Poster 165: Control of oral secretions in bulbar amyotrophoic lateral sclerosis using botulinum toxin type A: a pilot study and safety trial.1

2003 
Abstract Objectives: To determine the effectiveness of botulinum toxin type A (BTX) in reducing sialorrhea for patients with bulbar amyotrophoic lateral sclerosis (ALS), through ultrasound-guided, intrasalivary gland injections, and to titrate to the minimum dosage of BTX required to significantly reduce salivary flow clinically, while minimizing adverse effects. Design: Open-label, nonblinded safety trial. Setting: Outpatient neuromuscular clinic in a large tertiary care center in Ontario, Canada. Participants: Referred sample of 3 patients with advanced bulbar ALS, presenting with disabling sialorrhea unresponsive to previous conventional treatments. Intervention: BTX was injected directly into bilateral parotid and submandibular glands after gland visualization was made using ultrasound. 10, 20 and 30U were injected at baseline, 1 and 2 months postbaseline, respectively. Main Outcome Measures: Subjective evaluation was made using a questionnaire comprised of rating scales for items including severity and frequency of salivation, improvement from baseline, and overall effectiveness of treatment. Objective measurements of salivation was performed by calculating saliva output per minute using the weight of intraoral dental gauze retained in the mouth.

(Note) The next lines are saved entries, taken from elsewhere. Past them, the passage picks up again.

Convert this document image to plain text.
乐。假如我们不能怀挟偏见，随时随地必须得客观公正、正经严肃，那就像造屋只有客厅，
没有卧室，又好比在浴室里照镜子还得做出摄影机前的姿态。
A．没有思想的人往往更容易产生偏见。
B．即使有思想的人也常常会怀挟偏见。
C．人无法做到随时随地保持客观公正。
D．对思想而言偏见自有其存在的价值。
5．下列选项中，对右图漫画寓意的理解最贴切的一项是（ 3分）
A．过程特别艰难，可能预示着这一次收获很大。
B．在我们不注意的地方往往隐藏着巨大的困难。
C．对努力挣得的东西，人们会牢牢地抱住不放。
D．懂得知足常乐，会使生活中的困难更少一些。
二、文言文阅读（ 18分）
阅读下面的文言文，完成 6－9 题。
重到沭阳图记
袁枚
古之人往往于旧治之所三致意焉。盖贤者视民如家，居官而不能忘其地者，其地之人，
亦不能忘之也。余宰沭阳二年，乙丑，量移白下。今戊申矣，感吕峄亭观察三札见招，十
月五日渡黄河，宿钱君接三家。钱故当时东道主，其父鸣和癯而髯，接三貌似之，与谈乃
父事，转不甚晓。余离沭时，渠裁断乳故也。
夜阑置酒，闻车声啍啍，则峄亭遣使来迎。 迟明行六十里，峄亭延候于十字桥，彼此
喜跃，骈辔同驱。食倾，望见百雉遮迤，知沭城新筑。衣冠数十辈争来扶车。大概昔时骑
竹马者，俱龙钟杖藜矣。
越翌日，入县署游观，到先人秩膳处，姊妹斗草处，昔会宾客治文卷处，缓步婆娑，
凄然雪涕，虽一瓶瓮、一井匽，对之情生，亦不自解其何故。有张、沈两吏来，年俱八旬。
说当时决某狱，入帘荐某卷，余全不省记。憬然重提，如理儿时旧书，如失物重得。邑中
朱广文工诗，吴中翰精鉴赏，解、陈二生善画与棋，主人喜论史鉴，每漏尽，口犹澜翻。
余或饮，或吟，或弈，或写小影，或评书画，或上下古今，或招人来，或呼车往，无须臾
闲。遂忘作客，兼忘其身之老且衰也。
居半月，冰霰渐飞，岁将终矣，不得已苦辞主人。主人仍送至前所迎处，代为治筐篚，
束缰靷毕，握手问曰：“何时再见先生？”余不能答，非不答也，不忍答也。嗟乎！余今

Results: All 3 subjects reported moderate to marked improvement in the severity and frequency of their sialorrhea after the 10- and 20-U dose injections, with a reported 37.5% to 75% reduction in salivation from baseline. An apparent supratherapeutic effect was seen after the 30-U injection in 2 subjects. Objective reductions in saliva secretion of 23.9%, 34.0%, and 36.6% were seen after the 10-, 20-, and 30-U injections, respectively. No side effects (eg, worsening of dysarthria, dysphagia, facial nerve paralysis) were reported. Conclusions: Ultrasound-guided injections of BTX into the salivary glands is a minimally invasive, safe, and efficacious treatment alternative for patients with sialorrhea secondary to bulbar ALS. An upper-dose tolerance of 25U was found in our safety trial.